Der Druck auf SAP-Chef Christian Klein wächst. Mit den Zahlen zum zweiten Quartal 2022 konnte der angezählte Manager keinen Befreiungsschlag landen. Zwar wuchs der Umsatz gegenüber dem Vorjahresquartal um 13 Prozent auf gut 7,5 Milliarden Euro und übertraf damit die Analystenerwartungen, die von etwas mehr als 7,3 Milliarden Euro ausgegangen waren. Auf der Ergebnisseite sieht die Bilanz allerdings alles andere als rosig aus: das Betriebsergebnis schmolz im Jahresvergleich um 32 Prozent von 984 auf 673 Millionen Euro zusammen, der Gewinn unter dem Strich sackte gar um 86 Prozent von 1,45 Milliarden auf nurmehr 203 Millionen Euro ab.
Das hat viele Ursachen.
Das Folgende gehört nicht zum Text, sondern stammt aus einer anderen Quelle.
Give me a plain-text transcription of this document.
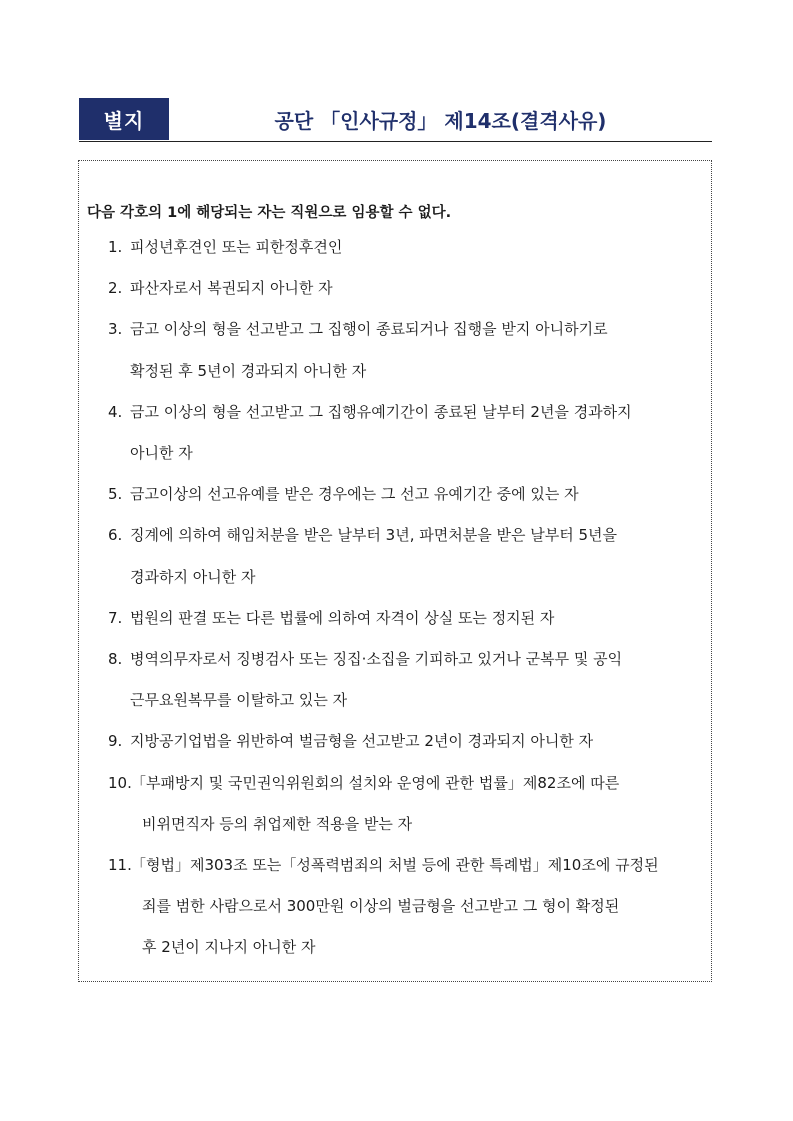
별지	공단 「인사규정」 제14조(결격사유)
다음 각호의 1에 해당되는 자는 직원으로 임용할 수 없다.
1. 피성년후견인 또는 피한정후견인
2. 파산자로서 복권되지 아니한 자
3. 금고 이상의 형을 선고받고 그 집행이 종료되거나 집행을 받지 아니하기로
확정된 후 5년이 경과되지 아니한 자
4. 금고 이상의 형을 선고받고 그 집행유예기간이 종료된 날부터 2년을 경과하지
아니한 자
5. 금고이상의 선고유예를 받은 경우에는 그 선고 유예기간 중에 있는 자
6. 징계에 의하여 해임처분을 받은 날부터 3년, 파면처분을 받은 날부터 5년을
경과하지 아니한 자
7. 법원의 판결 또는 다른 법률에 의하여 자격이 상실 또는 정지된 자
8. 병역의무자로서 징병검사 또는 징집·소집을 기피하고 있거나 군복무 및 공익
근무요원복무를 이탈하고 있는 자
9. 지방공기업법을 위반하여 벌금형을 선고받고 2년이 경과되지 아니한 자
10. 「부패방지 및 국민권익위원회의 설치와 운영에 관한 법률」제82조에 따른
비위면직자 등의 취업제한 적용을 받는 자
11. 「형법」제303조 또는「성폭력범죄의 처벌 등에 관한 특례법」제10조에 규정된
죄를 범한 사람으로서 300만원 이상의 벌금형을 선고받고 그 형이 확정된
후 2년이 지나지 아니한 자
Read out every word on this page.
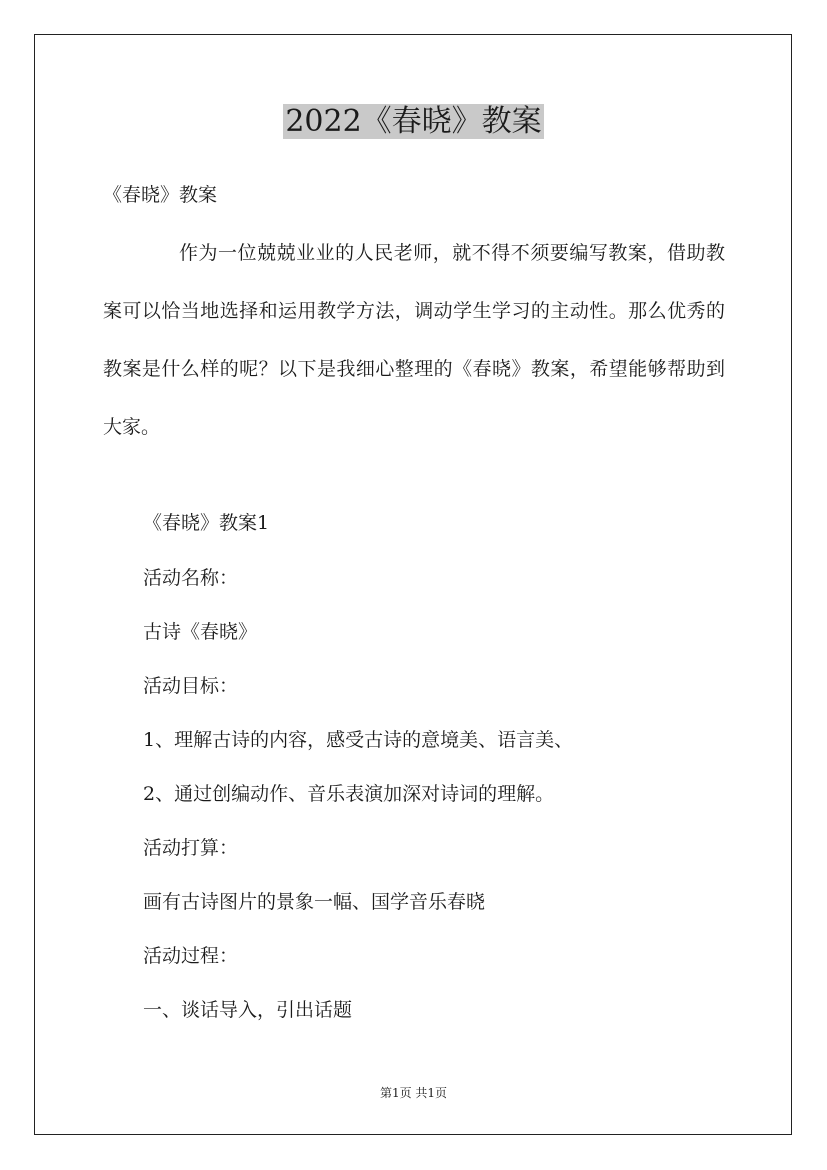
2022《春晓》教案
《春晓》教案
作为一位兢兢业业的人民老师，就不得不须要编写教案，借助教案可以恰当地选择和运用教学方法，调动学生学习的主动性。那么优秀的教案是什么样的呢？以下是我细心整理的《春晓》教案，希望能够帮助到大家。
《春晓》教案1
活动名称：
古诗《春晓》
活动目标：
1、理解古诗的内容，感受古诗的意境美、语言美、
2、通过创编动作、音乐表演加深对诗词的理解。
活动打算：
画有古诗图片的景象一幅、国学音乐春晓
活动过程：
一、谈话导入，引出话题
第1页 共1页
Der Umstieg in Richtung Cloud belastet das klassische Geschäft mit Softwarelizenzen und Wartung. Vor allem das Lizenzgeschäft geht zurück: In den Monaten April bis Juni dieses Jahres sank es um 34 Prozent von 650 auf 426 Millionen Euro. Die Support-Erlöse stiegen leicht um fünf Prozent von 2,8 auf knapp drei Milliarden Euro. Insgesamt verlor der Posten Softwarelizenz- und Support-Erlöse leicht um zwei Prozent auf 3,4 Milliarden Euro.
Krieg in der Ukraine belastet SAP-Ergebnis
Dazu kommen die Auswirkungen des russischen Angriffskriegs auf die Ukraine. Der Rückzug SAPs aus dem Geschäft in Russland hat das Betriebsergebnis in den ersten sechs Monaten des Jahres mit etwa 350 Millionen Euro belastet, gab der Softwarekonzern bekannt. Für das laufende Geschäftsjahr erwarten die SAP-Verantwortlichen währungsbereinigt einen negativen Einfluss auf den Umsatz in Höhe von rund 300 Millionen Euro durch fehlendes Neugeschäft und die Beendigung bestehender Aufträge. Sie warnen darüber hinaus: "Weitere Auswirkungen durch diese sich schnell verändernde Situation sind derzeit nicht bekannt, könnten jedoch für unsere Geschäftsaktivitäten möglicherweise erhebliche negative Folgen haben, sollte sich die Lage über das aktuelle Maß hinaus weiter verschärfen."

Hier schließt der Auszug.